A Chinese scientist pleaded guilty on Tuesday to stealing next-generation battery technology from the American petroleum company where he worked, the Department of Justice said.
Hongjin Tan, 35, a Chinese national who was a permanent legal resident of the United States, was arrested in December 2018 and charged with stealing trade secrets.
The Justice Department said Tan pleaded guilty in U.S. District Court for the Northern District of Oklahoma to theft of a trade secret, unauthorized transmission of a trade secret, and unauthorized possession of a trade secret.
The market value of the next-generation battery technology Tan was accused of stealing was more than $1 billion, it said.
"Tan's guilty plea continues to fill in the picture of China's theft of American intellectual property," assistant attorney general for national security John Demers said in a statement.
U.S. Attorney Trent Shores said "industrial spies like Hongjin Tan engage in espionage to steal American trade secrets and intellectual property.
"China's economic aggression poses a threat to America's emerging high-technology industries," Shores said.

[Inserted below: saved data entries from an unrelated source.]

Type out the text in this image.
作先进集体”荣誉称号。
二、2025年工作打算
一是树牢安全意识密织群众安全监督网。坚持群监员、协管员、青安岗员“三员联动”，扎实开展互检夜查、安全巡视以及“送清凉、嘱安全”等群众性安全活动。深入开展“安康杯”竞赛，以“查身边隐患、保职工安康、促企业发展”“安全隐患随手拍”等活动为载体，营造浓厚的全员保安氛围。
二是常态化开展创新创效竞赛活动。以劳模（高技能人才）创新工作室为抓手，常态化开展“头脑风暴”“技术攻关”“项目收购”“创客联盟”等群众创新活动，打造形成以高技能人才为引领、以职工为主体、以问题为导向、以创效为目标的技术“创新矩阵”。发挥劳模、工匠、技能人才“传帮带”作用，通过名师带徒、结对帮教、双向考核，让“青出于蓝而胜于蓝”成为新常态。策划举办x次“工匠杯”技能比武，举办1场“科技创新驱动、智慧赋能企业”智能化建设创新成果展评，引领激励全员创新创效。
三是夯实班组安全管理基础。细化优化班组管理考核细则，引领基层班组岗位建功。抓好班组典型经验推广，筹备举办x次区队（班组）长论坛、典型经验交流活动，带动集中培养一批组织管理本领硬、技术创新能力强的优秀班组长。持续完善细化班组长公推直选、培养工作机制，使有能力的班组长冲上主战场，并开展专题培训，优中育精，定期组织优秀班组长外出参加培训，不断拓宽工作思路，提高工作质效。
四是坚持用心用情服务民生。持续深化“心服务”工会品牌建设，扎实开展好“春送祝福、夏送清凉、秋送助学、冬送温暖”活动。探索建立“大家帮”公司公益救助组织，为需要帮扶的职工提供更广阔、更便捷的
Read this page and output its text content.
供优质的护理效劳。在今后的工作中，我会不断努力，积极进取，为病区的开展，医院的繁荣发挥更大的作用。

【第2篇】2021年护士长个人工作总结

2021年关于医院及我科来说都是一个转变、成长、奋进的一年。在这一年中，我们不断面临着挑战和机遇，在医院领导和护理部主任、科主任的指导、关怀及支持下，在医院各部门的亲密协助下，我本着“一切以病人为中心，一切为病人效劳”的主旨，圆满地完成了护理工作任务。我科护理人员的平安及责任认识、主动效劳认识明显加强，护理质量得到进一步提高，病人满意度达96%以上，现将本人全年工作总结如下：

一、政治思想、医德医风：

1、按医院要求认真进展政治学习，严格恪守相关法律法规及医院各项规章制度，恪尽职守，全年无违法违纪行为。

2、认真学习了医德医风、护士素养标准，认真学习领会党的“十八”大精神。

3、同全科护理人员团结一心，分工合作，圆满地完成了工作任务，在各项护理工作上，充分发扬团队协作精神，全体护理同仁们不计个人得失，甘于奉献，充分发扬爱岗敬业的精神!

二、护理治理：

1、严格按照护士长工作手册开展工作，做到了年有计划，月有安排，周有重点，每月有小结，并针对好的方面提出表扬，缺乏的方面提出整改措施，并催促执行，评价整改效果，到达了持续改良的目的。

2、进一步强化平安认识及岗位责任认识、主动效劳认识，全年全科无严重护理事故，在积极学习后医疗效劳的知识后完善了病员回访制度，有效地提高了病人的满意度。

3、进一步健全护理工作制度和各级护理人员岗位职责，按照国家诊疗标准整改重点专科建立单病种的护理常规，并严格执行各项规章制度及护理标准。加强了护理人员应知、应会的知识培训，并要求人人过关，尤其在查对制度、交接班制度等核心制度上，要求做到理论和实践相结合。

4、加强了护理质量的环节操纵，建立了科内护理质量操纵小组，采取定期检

Tan worked as an associate scientist for the US petroleum company from June 2017 until his arrest, the Justice Department said.
The department did not name the company but a LinkedIn page for Hongjin Tan identifies him as a staff scientist with the disruptive technologies team at Phillips 66.
He previously worked as a research assistant and visiting scientist at the California Institute of Technology, where he earned his doctorate.
The Justice Department said sentencing was set for February 12, 2020 but did not say what sentence Tan was likely to receive.